Configuration > Global Objects > Inspect Maps > SNMP > Add/Edit SNMP Map (You can get to this dialog box through various paths.)

The Add/Edit SNMP Map dialog box lets you create a new SNMP map for controlling SNMP application inspection.

Fields

SNMP Map Name—Defines the name of the application inspection map.

SNMP version 1—Enables application inspection for SNMP version 1.

SNMP version 2 (party based)—Enables application inspection for SNMP version 2.

SNMP version 2c (community based)—Enables application inspection for SNMP version 2c.

SNMP version 3—Enables application inspection for SNMP version 3.

XDMCP Inspection

XDMCP inspection is enabled by default; however, the XDMCP inspection engine is dependent upon proper configuration of the established command.

XDMCP is a protocol that uses UDP port 177 to negotiate X sessions, which use TCP when established.

For successful negotiation and start of an XWindows session, the ASA 1000V must allow the TCP back connection from the Xhosted computer.
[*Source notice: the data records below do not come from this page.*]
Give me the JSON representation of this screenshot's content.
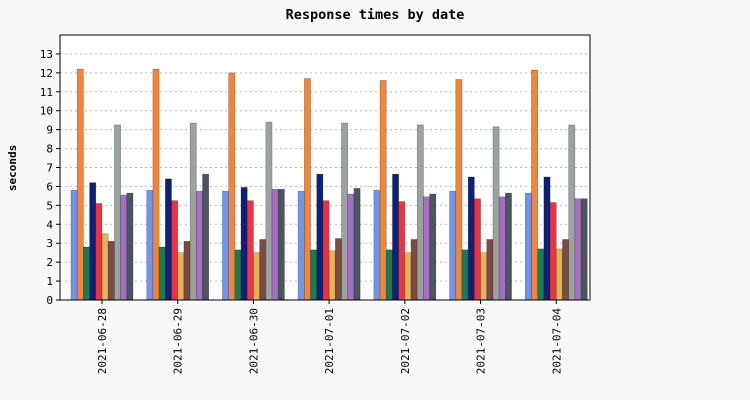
{
  "chart_data": {
    "type": "bar",
    "title": "Response times by date",
    "xlabel": "",
    "ylabel": "seconds",
    "ylim": [
      0,
      14
    ],
    "yticks": [
      0,
      1,
      2,
      3,
      4,
      5,
      6,
      7,
      8,
      9,
      10,
      11,
      12,
      13
    ],
    "grid": true,
    "categories": [
      "2021-06-28",
      "2021-06-29",
      "2021-06-30",
      "2021-07-01",
      "2021-07-02",
      "2021-07-03",
      "2021-07-04"
    ],
    "series": [
      {
        "color": "#6f95ec",
        "values": [
          5.8,
          5.8,
          5.75,
          5.75,
          5.8,
          5.75,
          5.65
        ]
      },
      {
        "color": "#f2853a",
        "values": [
          12.2,
          12.2,
          12.0,
          11.7,
          11.6,
          11.65,
          12.15
        ]
      },
      {
        "color": "#1b7b53",
        "values": [
          2.8,
          2.8,
          2.65,
          2.65,
          2.65,
          2.65,
          2.7
        ]
      },
      {
        "color": "#0e2178",
        "values": [
          6.2,
          6.4,
          5.95,
          6.65,
          6.65,
          6.5,
          6.5
        ]
      },
      {
        "color": "#ee3340",
        "values": [
          5.1,
          5.25,
          5.25,
          5.25,
          5.2,
          5.35,
          5.15
        ]
      },
      {
        "color": "#e3b45a",
        "values": [
          3.5,
          2.5,
          2.5,
          2.6,
          2.5,
          2.5,
          2.7
        ]
      },
      {
        "color": "#7a4a43",
        "values": [
          3.1,
          3.1,
          3.2,
          3.25,
          3.2,
          3.2,
          3.2
        ]
      },
      {
        "color": "#9aa39f",
        "values": [
          9.25,
          9.35,
          9.4,
          9.35,
          9.25,
          9.15,
          9.25
        ]
      },
      {
        "color": "#a66fc4",
        "values": [
          5.55,
          5.75,
          5.85,
          5.6,
          5.45,
          5.45,
          5.35
        ]
      },
      {
        "color": "#4a5560",
        "values": [
          5.65,
          6.65,
          5.85,
          5.9,
          5.6,
          5.65,
          5.35
        ]
      }
    ]
  }
}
To permit the back connection, use the established command on the ASA 1000V. Once XDMCP negotiates the port to send the display, The established command is consulted to verify if this back connection should be permitted.

During the XWindows session, the manager talks to the display Xserver on the well-known port 6000 | n. Each display has a separate connection to the Xserver, as a result of the following terminal setting.

setenv DISPLAY Xserver:n
 
   

where n is the display number.

When XDMCP is used, the display is negotiated using IP addresses, which the ASA 1000V can NAT if needed. XDCMP inspection does not support PAT.